Enttäuscht stand ich mit meinen Bildern auf dem Neuen Meßplatz in Mannheim. Die Galerie des Herrn Bischof war geschlossen, und meinen Zug hatte ich auch verpaßt. Sollte ich warten? Oder auf den Rummel gehen? Schon zog mich der Menschenstrom mit. Auf einmal stand ich vor einem Ding, das wie ein Kraftmesser aussah. Man schob mich nach vorne. Ein vornehmer Herr nahm mir meine Bilder ab. Ich wehrte mich, wurde aber nur noch heftiger zu dem seltsamen Apparat hingedrängt. Der Herr hatte meine Mappe bereits aufgebunden und steckte das erste Bild in den Apparat. Lämpchen leuchteten auf, Zahlen funkelten: 100, 200, 300… Bei 1500 blieb der Zauber stehen. Die Menschen um mich herum jubelten. Dann wurde das zweite Bild hineingelegt. Wieder blitzten Lichter und Zahlen. Diesmal ging es bis 1800. Das Geschrei wurde unerträglich. Die Prozedur wiederholte sich noch fünfmal. Mehr Bilder hatte ich nicht mitgenommen. Und immer diese hohen Zahlen!

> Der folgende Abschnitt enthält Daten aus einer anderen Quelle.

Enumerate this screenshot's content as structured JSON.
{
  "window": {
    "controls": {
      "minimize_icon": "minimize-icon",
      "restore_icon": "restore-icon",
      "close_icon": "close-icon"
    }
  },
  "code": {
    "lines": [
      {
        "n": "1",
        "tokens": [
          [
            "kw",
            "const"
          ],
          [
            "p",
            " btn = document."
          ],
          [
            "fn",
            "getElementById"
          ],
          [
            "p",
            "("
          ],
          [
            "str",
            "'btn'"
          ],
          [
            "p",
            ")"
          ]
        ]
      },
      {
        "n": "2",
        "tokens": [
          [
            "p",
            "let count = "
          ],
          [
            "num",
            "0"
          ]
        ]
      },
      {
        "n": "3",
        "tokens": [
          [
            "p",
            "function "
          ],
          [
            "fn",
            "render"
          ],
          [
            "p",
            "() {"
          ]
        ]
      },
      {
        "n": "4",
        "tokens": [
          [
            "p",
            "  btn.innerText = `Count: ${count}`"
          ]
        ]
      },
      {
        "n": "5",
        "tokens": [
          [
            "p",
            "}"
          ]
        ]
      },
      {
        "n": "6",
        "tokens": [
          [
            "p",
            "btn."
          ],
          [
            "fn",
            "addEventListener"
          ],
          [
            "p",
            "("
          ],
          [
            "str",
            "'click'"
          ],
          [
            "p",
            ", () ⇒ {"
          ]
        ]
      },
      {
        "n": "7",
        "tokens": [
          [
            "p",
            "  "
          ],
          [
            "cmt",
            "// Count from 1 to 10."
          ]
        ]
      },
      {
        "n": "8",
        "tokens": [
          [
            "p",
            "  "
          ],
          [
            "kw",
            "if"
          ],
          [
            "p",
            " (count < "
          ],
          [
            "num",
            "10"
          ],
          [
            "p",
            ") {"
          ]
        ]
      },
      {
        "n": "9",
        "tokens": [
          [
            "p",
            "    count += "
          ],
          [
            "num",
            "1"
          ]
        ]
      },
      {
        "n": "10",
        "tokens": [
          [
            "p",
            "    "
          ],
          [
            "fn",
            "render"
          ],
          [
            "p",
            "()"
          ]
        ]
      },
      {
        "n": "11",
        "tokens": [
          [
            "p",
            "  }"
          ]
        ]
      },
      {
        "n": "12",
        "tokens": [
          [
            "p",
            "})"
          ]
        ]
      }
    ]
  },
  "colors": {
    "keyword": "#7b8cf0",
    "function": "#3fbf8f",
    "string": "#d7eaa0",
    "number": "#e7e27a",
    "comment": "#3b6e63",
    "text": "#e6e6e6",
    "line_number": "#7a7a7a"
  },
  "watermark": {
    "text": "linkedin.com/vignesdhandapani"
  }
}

Da kam ein merkwürdiger langer Herr auf mich zu. „Ich bin Franz Joseph Bischof.“ Gerade Herrn Bischof wollte ich ja meine Bilder zeigen, deswegen war ich nach Mannheim gekommen. Ich war noch nicht aus dem Staunen heraus, als er sagte: „Ein Bekannter von mir, Physiker und Mathematiker, hat dieses elektronische Gerät entwickelt.“ Er zeigte dabei auf den vornehmen Herrn, der noch an dem Apparat beschäftigt war. „Durch seine Erfindung ist es zum erstenmal in der Geschichte möglich, Bilder objektiv auszuwerten. Wir sind damit vom Geschmack und anderen anerzogenen oder erworbenen Kriterien unabhängig geworden. Jetzt können wir unter das Volk gehen, wie hier auf dem Rummelplatz, und die echten Kunstwerke holen. Wir müssen nicht mehr auf das Auskristallisieren einer Tendenz, eines Stils oder auf ähnliches warten. Das Werturteil ist da! Ihre Bilder haben sehr hohe Zahlen erreicht. Ich gratuliere Ihnen und möchte gerne die Alleinvertretung Ihrer Werke übernehmen.“
Die Leute um uns wollten auf einmal alle Autogramme von mir haben. Ein Vertrag wurde auch gleich unterzeichnet. Ich verließ den Rummelplatz zufrieden und als berühmter Maler. Eine Ausstellung fand kurz danach statt und wurde ein voller Erfolg.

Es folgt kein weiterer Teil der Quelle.